Following the 2016 coup attempt, Erdogan has purged scores of thousands from his army and regime, jailed more journalists than any other authoritarian, purchased Vladimir Putin’s S-400 missile system as Turkey’s air defense, and ordered the U.S. forces out of his way as he invaded northern Syria, killing Kurdish fighters who did the bleeding and dying in the U.S.-led campaign to crush the ISIS caliphate.
During the Cold War, NATO enjoyed the widespread support of Americans and Europeans, and understandably so. The USSR had 20 divisions in Germany, surrounded West Berlin, and occupied the east bank of the Elbe, within striking distance of the Rhine.

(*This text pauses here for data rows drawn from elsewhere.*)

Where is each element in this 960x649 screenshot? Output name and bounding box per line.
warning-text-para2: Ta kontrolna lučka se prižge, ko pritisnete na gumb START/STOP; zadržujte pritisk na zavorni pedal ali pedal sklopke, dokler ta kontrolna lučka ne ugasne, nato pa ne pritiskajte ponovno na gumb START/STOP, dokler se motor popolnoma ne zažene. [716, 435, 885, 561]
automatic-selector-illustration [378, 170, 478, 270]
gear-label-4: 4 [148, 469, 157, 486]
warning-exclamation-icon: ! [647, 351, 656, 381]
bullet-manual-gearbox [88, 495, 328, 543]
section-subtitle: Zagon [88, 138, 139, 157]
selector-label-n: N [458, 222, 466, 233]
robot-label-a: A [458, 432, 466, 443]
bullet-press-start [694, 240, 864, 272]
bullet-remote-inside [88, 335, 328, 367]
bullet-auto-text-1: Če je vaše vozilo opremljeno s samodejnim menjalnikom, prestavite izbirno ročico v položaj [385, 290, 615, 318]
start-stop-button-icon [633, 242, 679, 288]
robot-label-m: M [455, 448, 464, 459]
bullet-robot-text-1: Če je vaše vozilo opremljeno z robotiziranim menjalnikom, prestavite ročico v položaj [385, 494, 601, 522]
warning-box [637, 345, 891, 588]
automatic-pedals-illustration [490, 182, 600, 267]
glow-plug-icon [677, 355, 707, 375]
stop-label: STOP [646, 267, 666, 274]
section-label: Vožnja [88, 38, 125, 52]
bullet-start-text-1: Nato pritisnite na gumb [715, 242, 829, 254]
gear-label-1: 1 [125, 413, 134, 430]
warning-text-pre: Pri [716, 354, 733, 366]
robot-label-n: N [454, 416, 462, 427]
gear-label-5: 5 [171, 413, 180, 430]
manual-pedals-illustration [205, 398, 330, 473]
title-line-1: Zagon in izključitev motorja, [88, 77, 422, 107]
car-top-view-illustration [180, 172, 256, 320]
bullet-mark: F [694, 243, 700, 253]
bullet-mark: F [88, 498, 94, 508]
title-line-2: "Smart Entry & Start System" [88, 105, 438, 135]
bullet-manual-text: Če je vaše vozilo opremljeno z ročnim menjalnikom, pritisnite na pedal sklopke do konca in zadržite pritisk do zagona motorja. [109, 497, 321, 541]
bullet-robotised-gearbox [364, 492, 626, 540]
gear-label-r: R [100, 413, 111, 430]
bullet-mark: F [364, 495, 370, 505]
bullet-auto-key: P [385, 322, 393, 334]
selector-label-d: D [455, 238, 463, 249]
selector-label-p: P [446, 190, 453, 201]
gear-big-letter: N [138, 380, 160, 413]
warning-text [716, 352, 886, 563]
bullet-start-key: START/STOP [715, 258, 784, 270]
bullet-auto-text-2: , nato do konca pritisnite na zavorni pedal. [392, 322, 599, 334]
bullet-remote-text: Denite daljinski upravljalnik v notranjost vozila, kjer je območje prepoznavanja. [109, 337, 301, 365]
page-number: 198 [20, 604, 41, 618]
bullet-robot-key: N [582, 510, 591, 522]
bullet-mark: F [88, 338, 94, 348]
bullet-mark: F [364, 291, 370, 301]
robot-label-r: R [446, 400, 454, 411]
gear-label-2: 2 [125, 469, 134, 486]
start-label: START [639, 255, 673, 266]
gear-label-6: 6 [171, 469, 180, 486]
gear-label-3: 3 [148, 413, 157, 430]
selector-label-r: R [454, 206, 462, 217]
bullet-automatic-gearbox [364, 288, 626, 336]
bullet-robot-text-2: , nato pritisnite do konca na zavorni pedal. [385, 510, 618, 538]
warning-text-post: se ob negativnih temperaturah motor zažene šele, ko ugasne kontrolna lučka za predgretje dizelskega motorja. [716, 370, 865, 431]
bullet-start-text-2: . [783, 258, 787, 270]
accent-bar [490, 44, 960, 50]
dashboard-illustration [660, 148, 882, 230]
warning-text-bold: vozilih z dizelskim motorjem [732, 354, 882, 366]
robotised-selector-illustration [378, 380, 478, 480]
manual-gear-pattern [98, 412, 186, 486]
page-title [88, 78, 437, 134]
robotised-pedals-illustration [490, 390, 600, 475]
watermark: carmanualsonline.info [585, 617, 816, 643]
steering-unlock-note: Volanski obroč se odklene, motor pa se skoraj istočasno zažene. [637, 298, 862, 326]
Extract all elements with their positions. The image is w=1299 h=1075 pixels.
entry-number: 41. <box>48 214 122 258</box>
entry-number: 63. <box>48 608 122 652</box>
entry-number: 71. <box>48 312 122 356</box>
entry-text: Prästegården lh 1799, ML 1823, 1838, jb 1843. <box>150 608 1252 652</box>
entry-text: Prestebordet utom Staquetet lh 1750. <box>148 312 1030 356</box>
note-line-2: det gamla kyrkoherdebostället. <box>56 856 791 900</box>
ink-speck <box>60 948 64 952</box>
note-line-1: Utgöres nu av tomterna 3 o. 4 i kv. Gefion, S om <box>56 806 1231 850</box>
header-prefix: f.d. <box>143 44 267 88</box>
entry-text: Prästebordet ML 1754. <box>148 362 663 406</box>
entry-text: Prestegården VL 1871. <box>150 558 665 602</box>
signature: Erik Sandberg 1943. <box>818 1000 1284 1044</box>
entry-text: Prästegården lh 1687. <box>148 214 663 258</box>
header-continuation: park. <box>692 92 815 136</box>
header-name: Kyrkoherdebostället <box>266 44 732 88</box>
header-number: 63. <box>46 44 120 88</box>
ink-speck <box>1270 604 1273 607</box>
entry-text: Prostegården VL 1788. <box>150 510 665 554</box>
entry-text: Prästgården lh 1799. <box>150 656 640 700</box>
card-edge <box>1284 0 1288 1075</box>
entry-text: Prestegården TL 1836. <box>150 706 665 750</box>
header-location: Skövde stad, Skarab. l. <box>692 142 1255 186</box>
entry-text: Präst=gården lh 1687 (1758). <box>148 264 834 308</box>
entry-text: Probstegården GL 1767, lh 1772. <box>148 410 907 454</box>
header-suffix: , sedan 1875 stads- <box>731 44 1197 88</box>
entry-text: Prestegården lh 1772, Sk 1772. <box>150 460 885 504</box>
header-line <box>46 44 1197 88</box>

But that Cold War is long over. Berlin is the united free capital of Germany. The Warsaw Pact has been dissolved. Its member states have all joined NATO. The Soviet Union split apart into 15 nations. Communist Yugoslavia splintered into seven nations.
As a fighting faith, communism is dead in Europe. Why then are we Americans still over there?
Since the Cold War, we have doubled the size of NATO. We have brought in the Baltic republics of Estonia, Latvia and Lithuania but not Finland or Sweden. We have committed ourselves to fight for Slovenia, Croatia, Albania and Montenegro but not Serbia, Bosnia or North Macedonia.
Romania and Bulgaria are NATO allies but not Moldova or Belarus.
George W. Bush kept us out of the 2008 Russia-Georgia clash over South Ossetia and Abkhazia. And Barack Obama refused to send lethal aid to help Ukraine retrieve Crimea, Luhansk or Donetsk, though Sen. John McCain wanted the United States to jump into both fights.
In the House Intel Committee’s impeachment hearings, foreign service officers spoke of “Russian aggression” against our Ukrainian “ally” and our “national security” being in peril in this fight.
But when did Ukraine become an ally of the United States whose territorial wars we must sustain with military aid if not military intervention?
When did Kyiv’s control of Crimea and the Donbass become critical to the national security of the United States, when Russia has controlled Ukraine almost without interruption from Catherine the Great in the 18th century to Mikhail Gorbachev in the late 20th century?
Among the reasons Trump is president is that he raised provocative questions about NATO and Russia left unaddressed for three decades, as U.S. policy has been on cruise control since the Cold War.
And these unanswered questions are deadly serious ones.
Do we truly believe that if Russia marched into Estonia, the U.S. would start attacking the ships, planes and troops of a nation armed with thousands of tactical and strategic nuclear weapons?
Would NATO allies Spain, Portugal and Italy declare war on Russia?
In 1914 and 1939, in solidarity with the mother country, Britain, Canada declared war on Germany. Would Justin Trudeau’s Canada invoke NATO and declare war on Putin’s Russia — for Estonia or Latvia?
Under NATO, we are now committed to go to war for 28 nations. And the interventionists who took us into Iraq, Syria, Libya and Yemen want U.S. war guarantees extended to other nations even closer to Russia.
One day, one of these war guarantees is going to be called upon, and we may find that the American people were unaware of that commitment, and are unwilling to honor it, especially if the consequence is a major war with a nuclear power.